In that brief absence her countenance had entirely changed. She was pale to the lips, with drawn brows, while about her mouth played a hard, bitter expression, as though her mind were bent upon some desperate resolve.
That the man who had come there by stealth was no stranger was evident; yet that between them was some deep-rooted enmity was equally apparent. Nevertheless, he held her irresistibly within his toils. His clean-shaven face was a distinctly evil one. His eyes were set too close together, and in his physiognomy was something unscrupulous and relentless. He was not the man for a woman to trust.
She stepped back from the threshold, and for a few seconds halted outside, her ears strained to catch any sound. Then, as though reassured, she pushed the chestnut hair from her hot, fevered brow, held her breath with strenuous effort, and, re-entering the library, advanced to her father’s side.
“I wondered where you had gone, dear,” he said in his low, calm voice, as he detected her presence. “I hoped you would not leave me for long, for it is not very often we enjoy an evening so entirely alone as to-night.”
“Leave you, dear old dad! Why, of course not!” She laughed gaily, as though nothing had occurred to disturb her peace of mind. “We were just about to look at those seals Professor Moyes sent you to-day, weren’t we?
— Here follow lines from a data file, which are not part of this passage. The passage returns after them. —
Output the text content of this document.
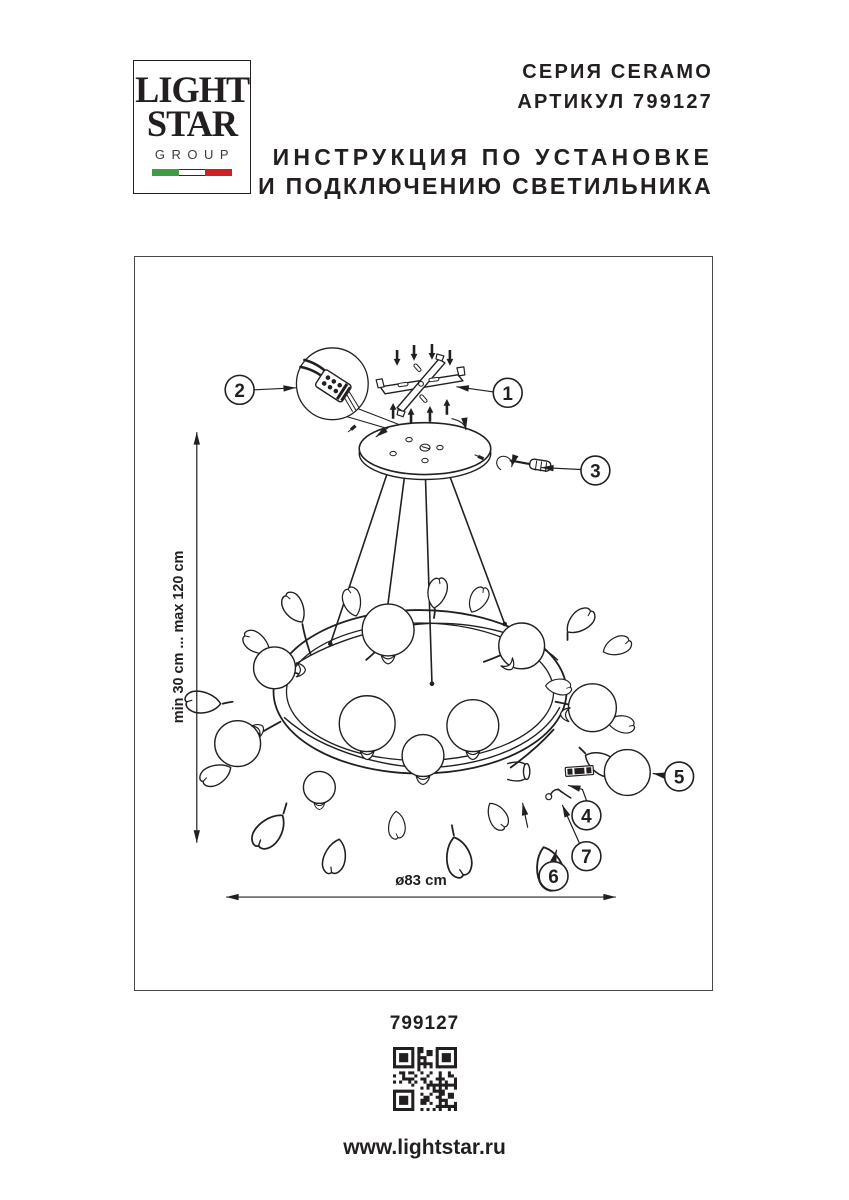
LIGHT
STAR
GROUP
СЕРИЯ CERAMO
АРТИКУЛ 799127
ИНСТРУКЦИЯ ПО УСТАНОВКЕ
И ПОДКЛЮЧЕНИЮ СВЕТИЛЬНИКА
1
2
3
4
5
6
7
min 30 cm ... max 120 cm
ø83 cm
799127
www.lightstar.ru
Here they are;” and she placed them before the helpless and afflicted man, endeavouring to remain undisturbed, and taking a chair at his side, as was her habit when they sat together.
“Yes,” he said cheerfully. “Let us see what they are.”
The first of the yellow sulphur-casts which he examined bore the full-length figure of an abbot, with mitre and crosier, in the act of giving his blessing. Behind him were three circular towers with pointed roofs surmounted by crosses, while around, in bold early Gothic letters, ran the inscription
+ S. BENEDITI . ABBATIS . Santi . AMBROSII . D’RANCIA +
Slowly and with great care his fingers travelled over the raised letters and design of the oval cast. Then, having also examined the battered old bronze matrix, he said, “A most excellent specimen, and in first-class preservation, too! I wonder where it has been found? In Italy, without doubt.”
“What do you make it out to be, dad?” asked the girl, seated in the chair at his side and as interested in the little antiquity as he was himself.
“Thirteenth century, my dear—early thirteenth century,” he declared without hesitation. “Genuine, quite genuine, no doubt. The matrix shows signs of considerable wear. Is there much patina upon it?” he asked.
She turned it over, displaying that thick green corrosion which bronze acquires only by great age.
“Yes, quite a lot, dad. The raised portion at the back is pierced by a hole very much worn.”
“Worn by the thong by which it was attached to the girdle of successive abbots through centuries,” he declared. “From its inscription, it is the seal of the Abbot Benedict of the Monastery of St. Ambrose, of Rancia, in Lombardy. Let me think, now. We should find the history of that house probably in Sassolini’s Memorials. Will you get it down, dear?—top shelf of the fifth case, on the left.”